La petite fille est morte après avoir été piquée par un scorpion sur un îlot au milieu du fleuve Evros, entre la Grèce et la Turquie, où, pendant des jours, un groupe de réfugiés a été abandonné.

LETTRE D’ATHÈNES

« Nous voulons que justice soit faite pour notre fille ». Les parents de Maria, une petite réfugiée syrienne de 5 ans, morte des suites d’une piqûre de scorpion alors qu’elle était bloquée sur un îlot au milieu du fleuve Evros, entre la Grèce et la Turquie, étaient entendus cette semaine par le procureur d’Orestiada. « Ils sont traumatisés, fatigués, enfermés dans le camp de Fylakio et ils doivent penser à enterrer leur fille dignement alors qu’elle a juste été recouverte de terre sur l’îlot où ils sont restés pendant plusieurs jours sans que les autorités grecques ne leur portent assistance, malgré de nombreux appels à l’aide », explique Klotildi Prountzou, l’avocate du Conseil grec pour les réfugiés (CGR) qui les représente.

Le drame de la jeune Syrienne commence le 14 juillet.
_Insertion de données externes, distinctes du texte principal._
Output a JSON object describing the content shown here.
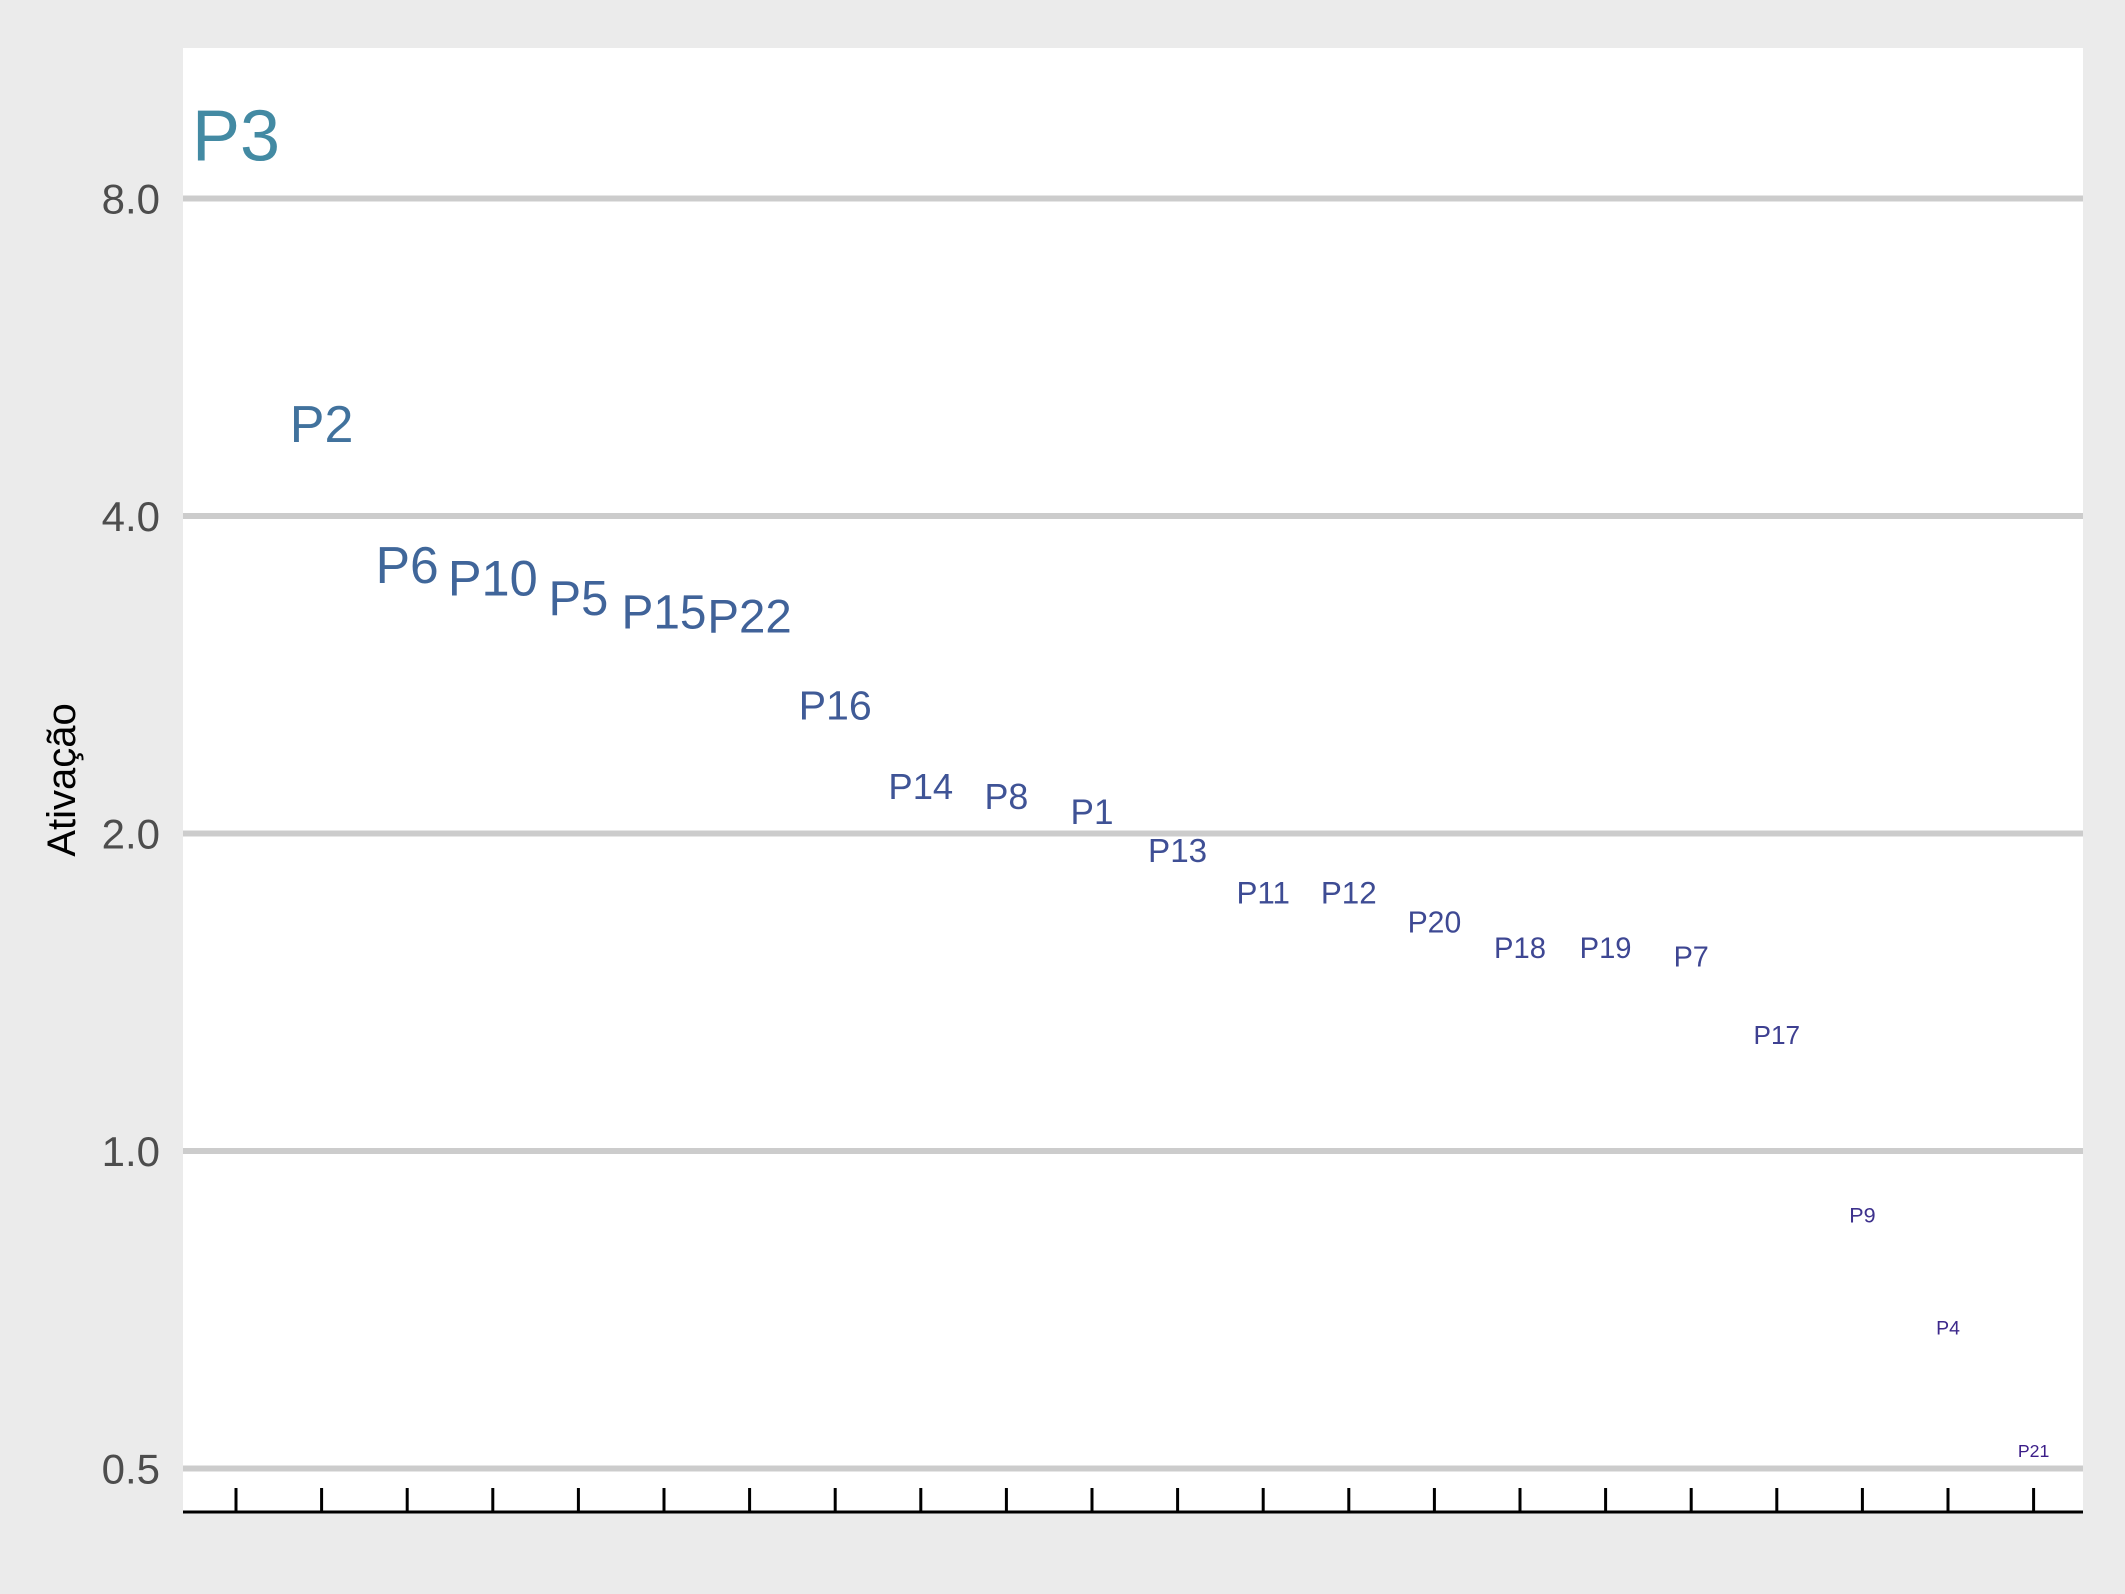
{
  "chart_data": {
    "type": "scatter",
    "title": "",
    "xlabel": "",
    "ylabel": "Ativação",
    "y_scale": "log",
    "ylim": [
      0.46,
      9.6
    ],
    "yticks": [
      0.5,
      1.0,
      2.0,
      4.0,
      8.0
    ],
    "ytick_labels": [
      "0.5",
      "1.0",
      "2.0",
      "4.0",
      "8.0"
    ],
    "grid": "horizontal",
    "x_tick_count": 22,
    "series": [
      {
        "points": [
          {
            "label": "P3",
            "x": 1,
            "y": 9.2
          },
          {
            "label": "P2",
            "x": 2,
            "y": 4.9
          },
          {
            "label": "P6",
            "x": 3,
            "y": 3.6
          },
          {
            "label": "P10",
            "x": 4,
            "y": 3.5
          },
          {
            "label": "P5",
            "x": 5,
            "y": 3.35
          },
          {
            "label": "P15",
            "x": 6,
            "y": 3.25
          },
          {
            "label": "P22",
            "x": 7,
            "y": 3.22
          },
          {
            "label": "P16",
            "x": 8,
            "y": 2.65
          },
          {
            "label": "P14",
            "x": 9,
            "y": 2.22
          },
          {
            "label": "P8",
            "x": 10,
            "y": 2.17
          },
          {
            "label": "P1",
            "x": 11,
            "y": 2.1
          },
          {
            "label": "P13",
            "x": 12,
            "y": 1.93
          },
          {
            "label": "P11",
            "x": 13,
            "y": 1.76
          },
          {
            "label": "P12",
            "x": 14,
            "y": 1.76
          },
          {
            "label": "P20",
            "x": 15,
            "y": 1.65
          },
          {
            "label": "P18",
            "x": 16,
            "y": 1.56
          },
          {
            "label": "P19",
            "x": 17,
            "y": 1.56
          },
          {
            "label": "P7",
            "x": 18,
            "y": 1.53
          },
          {
            "label": "P17",
            "x": 19,
            "y": 1.29
          },
          {
            "label": "P9",
            "x": 20,
            "y": 0.87
          },
          {
            "label": "P4",
            "x": 21,
            "y": 0.68
          },
          {
            "label": "P21",
            "x": 22,
            "y": 0.52
          }
        ]
      }
    ]
  },
  "colors": {
    "panel_background": "#ffffff",
    "outer_background": "#ebebeb",
    "gridline": "#cccccc",
    "axis_line": "#000000",
    "tick_label": "#4d4d4d",
    "high_label": "#438aa3",
    "low_label": "#3b1c88"
  }
}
Maria, ses quatre frères et sœurs, et ses parents font alors partie d’un groupe composé de 50 migrants qui tentent la traversée périlleuse du fleuve Evros. D’après les témoignages des exilés, majoritairement syriens et palestiniens, ils sont arrêtés immédiatement après avoir rejoint la rive grecque, par des policiers et des hommes masqués. Ils sont ensuite renvoyés de force sur un îlot situé au milieu du fleuve, sans eau ni nourriture. « Durant ce violent refoulement, le groupe que nous avons interrogé a raconté que deux hommes sont décédés par noyade, tandis qu’un autre migrant aurait été roué de coups jusqu’à la mort. Le procureur d’Orestiada doit également éclaircir ces points-là », demande Klotildi Prountzou.

Le CGR et l’ONG HumanRights360, contactés par le groupe de migrants, saisissent dès le 20 juillet la Cour européenne des droits de l’homme (CEDH) pour que les autorités grecques mettent à l’abri les demandeurs d’asile. Mais la police grecque affirme ne pas réussir à les localiser. Le 26 juillet, les ressortissants syriens et palestiniens sont de retour sur la rive turque où un accueil tout aussi brutal leur est réservé. Les soldats turcs refusent de les laisser passer de nouveau sur leur territoire, les tabassent et, après les avoir gardés plusieurs jours, les reconduisent le 6 août sur un autre îlot au milieu du fleuve Evros.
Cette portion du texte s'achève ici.